According to Newmark Knight Frank’s third-quarter report, office vacancies in metropolitan Detroit fell 20 basis points to 17 percent during the third quarter. A bit more than 180,000 square feet was absorbed to get to this level.
For the year, 386,000 square feet of office space has been absorbed in the Detroit market. The Central Business District is especially strong, marking its 21st straight quarter of positive absorption.
Newmark Knight Frank says that demand for office space in the CBD is actually at its peak. At the same time, investments in Detroit’s CBD, including new sporting venues, retail districts and residential developments, have grown into the billions of dollars.
“Since 2012, we’ve seen a transformation of the Detroit CBD,” said Fred Liesveld, managing director of Newmark Knight Frank’s Detroit office. “It is great to see that investments and energy continue to pour into the downtown area going into 2018.”
Office vacancies in the Detroit CBD dropped 20 basis points to 11.2 percent during the third quarter, according to Newmark’s research. Just more than 32,000 square feet of office space was absorbed during this time. And since 2012, the Detroit CBD has absorbed more than 2.4 million square feet.
Vacancies for Class-A office space in the CBD are even lower, coming in a 7.7 percent for the quarter.
Officials with Newmark Knight Frank expect more good things for this sector in the coming quarters, too, thanks in part to level of development activity now hitting the CBD. Olympia Entertainment recently completed construction of the $862 million Little Caesars arena and district that will house the Detroit Red Wings and bring the Detroit Pistons back to the city from Auburn Hills.
Little Ceasars is also finishing its new $150 million nine-story 234,000-square-foot world headquarters at the corner of Woodward Avenue and Columbia Street.
And that’s just the start of the new activity in this part of the city. According to the Downtown Detroit Partnership, the downtown Detroit area is expected to see a demand for 10,000 new residential units during the next five years. With the anticipation of demand for office, retail and residential, developers and investors are pouring millions of dollars into the heart of Detroit. These dollars aren’t being targeted only for renovating existing iconic buildings, but also to build new skyscrapers.
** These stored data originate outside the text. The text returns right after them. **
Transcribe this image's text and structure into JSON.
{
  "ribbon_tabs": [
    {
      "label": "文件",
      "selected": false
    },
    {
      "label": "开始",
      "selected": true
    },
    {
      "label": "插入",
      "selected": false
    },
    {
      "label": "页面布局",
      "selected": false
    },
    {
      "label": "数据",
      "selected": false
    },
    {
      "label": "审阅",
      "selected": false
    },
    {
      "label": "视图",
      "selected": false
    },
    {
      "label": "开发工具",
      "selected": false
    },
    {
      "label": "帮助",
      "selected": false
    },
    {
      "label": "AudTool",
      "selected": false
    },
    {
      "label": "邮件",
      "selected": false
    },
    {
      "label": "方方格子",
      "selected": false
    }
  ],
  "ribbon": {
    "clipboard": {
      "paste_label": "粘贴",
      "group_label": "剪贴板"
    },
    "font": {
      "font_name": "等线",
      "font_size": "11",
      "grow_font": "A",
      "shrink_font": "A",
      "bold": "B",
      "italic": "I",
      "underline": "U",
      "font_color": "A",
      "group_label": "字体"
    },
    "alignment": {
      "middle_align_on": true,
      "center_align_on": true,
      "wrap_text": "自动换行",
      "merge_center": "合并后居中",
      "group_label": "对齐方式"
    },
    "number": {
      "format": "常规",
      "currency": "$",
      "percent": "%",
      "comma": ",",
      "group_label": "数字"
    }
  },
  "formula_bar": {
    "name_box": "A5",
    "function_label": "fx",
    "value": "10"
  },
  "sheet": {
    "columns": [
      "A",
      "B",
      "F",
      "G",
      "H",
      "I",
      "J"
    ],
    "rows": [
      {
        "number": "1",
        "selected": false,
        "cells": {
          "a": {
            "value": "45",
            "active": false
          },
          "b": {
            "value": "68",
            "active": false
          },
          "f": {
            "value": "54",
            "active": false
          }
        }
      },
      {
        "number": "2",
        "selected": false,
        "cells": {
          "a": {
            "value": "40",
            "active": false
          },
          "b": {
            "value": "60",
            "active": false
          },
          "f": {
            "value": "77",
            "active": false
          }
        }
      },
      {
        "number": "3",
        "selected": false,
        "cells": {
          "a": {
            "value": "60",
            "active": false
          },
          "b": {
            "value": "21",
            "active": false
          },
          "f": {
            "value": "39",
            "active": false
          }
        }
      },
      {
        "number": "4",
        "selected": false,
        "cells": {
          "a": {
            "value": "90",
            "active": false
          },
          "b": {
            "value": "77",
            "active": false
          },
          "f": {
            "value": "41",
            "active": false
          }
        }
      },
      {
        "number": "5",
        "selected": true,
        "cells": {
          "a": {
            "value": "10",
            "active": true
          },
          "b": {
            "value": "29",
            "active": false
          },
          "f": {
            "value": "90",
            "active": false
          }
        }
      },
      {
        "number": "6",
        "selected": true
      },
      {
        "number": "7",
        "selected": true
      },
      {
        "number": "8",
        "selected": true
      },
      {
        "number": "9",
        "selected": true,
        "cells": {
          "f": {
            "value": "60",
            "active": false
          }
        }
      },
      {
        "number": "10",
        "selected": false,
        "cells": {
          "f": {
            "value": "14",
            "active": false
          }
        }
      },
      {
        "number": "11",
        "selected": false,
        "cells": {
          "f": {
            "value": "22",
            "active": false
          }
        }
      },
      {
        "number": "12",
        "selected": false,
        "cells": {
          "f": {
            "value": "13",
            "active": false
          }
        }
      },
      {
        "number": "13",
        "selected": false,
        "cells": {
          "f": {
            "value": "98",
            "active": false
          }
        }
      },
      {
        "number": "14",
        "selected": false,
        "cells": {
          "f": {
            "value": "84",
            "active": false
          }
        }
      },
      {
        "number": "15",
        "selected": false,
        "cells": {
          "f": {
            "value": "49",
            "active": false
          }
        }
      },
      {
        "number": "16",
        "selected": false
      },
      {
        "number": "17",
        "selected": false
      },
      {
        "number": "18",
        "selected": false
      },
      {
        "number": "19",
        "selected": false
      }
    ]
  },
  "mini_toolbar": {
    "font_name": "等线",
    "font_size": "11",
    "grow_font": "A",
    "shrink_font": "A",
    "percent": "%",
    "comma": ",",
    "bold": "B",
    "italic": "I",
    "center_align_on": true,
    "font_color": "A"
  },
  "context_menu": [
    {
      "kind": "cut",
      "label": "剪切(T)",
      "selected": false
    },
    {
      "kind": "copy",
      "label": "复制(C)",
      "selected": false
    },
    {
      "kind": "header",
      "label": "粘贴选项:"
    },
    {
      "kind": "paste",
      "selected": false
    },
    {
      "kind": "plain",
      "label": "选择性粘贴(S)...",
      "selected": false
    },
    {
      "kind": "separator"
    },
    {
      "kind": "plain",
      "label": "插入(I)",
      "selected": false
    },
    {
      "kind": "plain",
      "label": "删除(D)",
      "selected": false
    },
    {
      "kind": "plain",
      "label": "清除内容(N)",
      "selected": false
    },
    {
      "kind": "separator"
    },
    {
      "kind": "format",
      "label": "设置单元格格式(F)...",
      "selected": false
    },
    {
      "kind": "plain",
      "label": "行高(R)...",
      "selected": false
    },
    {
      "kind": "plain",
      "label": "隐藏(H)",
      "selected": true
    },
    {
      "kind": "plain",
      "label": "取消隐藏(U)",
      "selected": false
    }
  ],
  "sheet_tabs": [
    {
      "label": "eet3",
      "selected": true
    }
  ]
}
In the New Center area, the 290,000-square-foot Albert Kahn Building and 634,000-square-foot Max M. Fisher Building, built in the 1930s, are getting a $100 million renovation. The 300,000-square-foot former Detroit Free Press building is undergoing renovations that will turn the building into a mixture of office, retail and residential uses. Meanwhile, Bedrock is investing nearly $1 billion to redevelop the former Hudson Site into a mixture of office and residential that will become the city’s tallest skyscraper at 800 feet.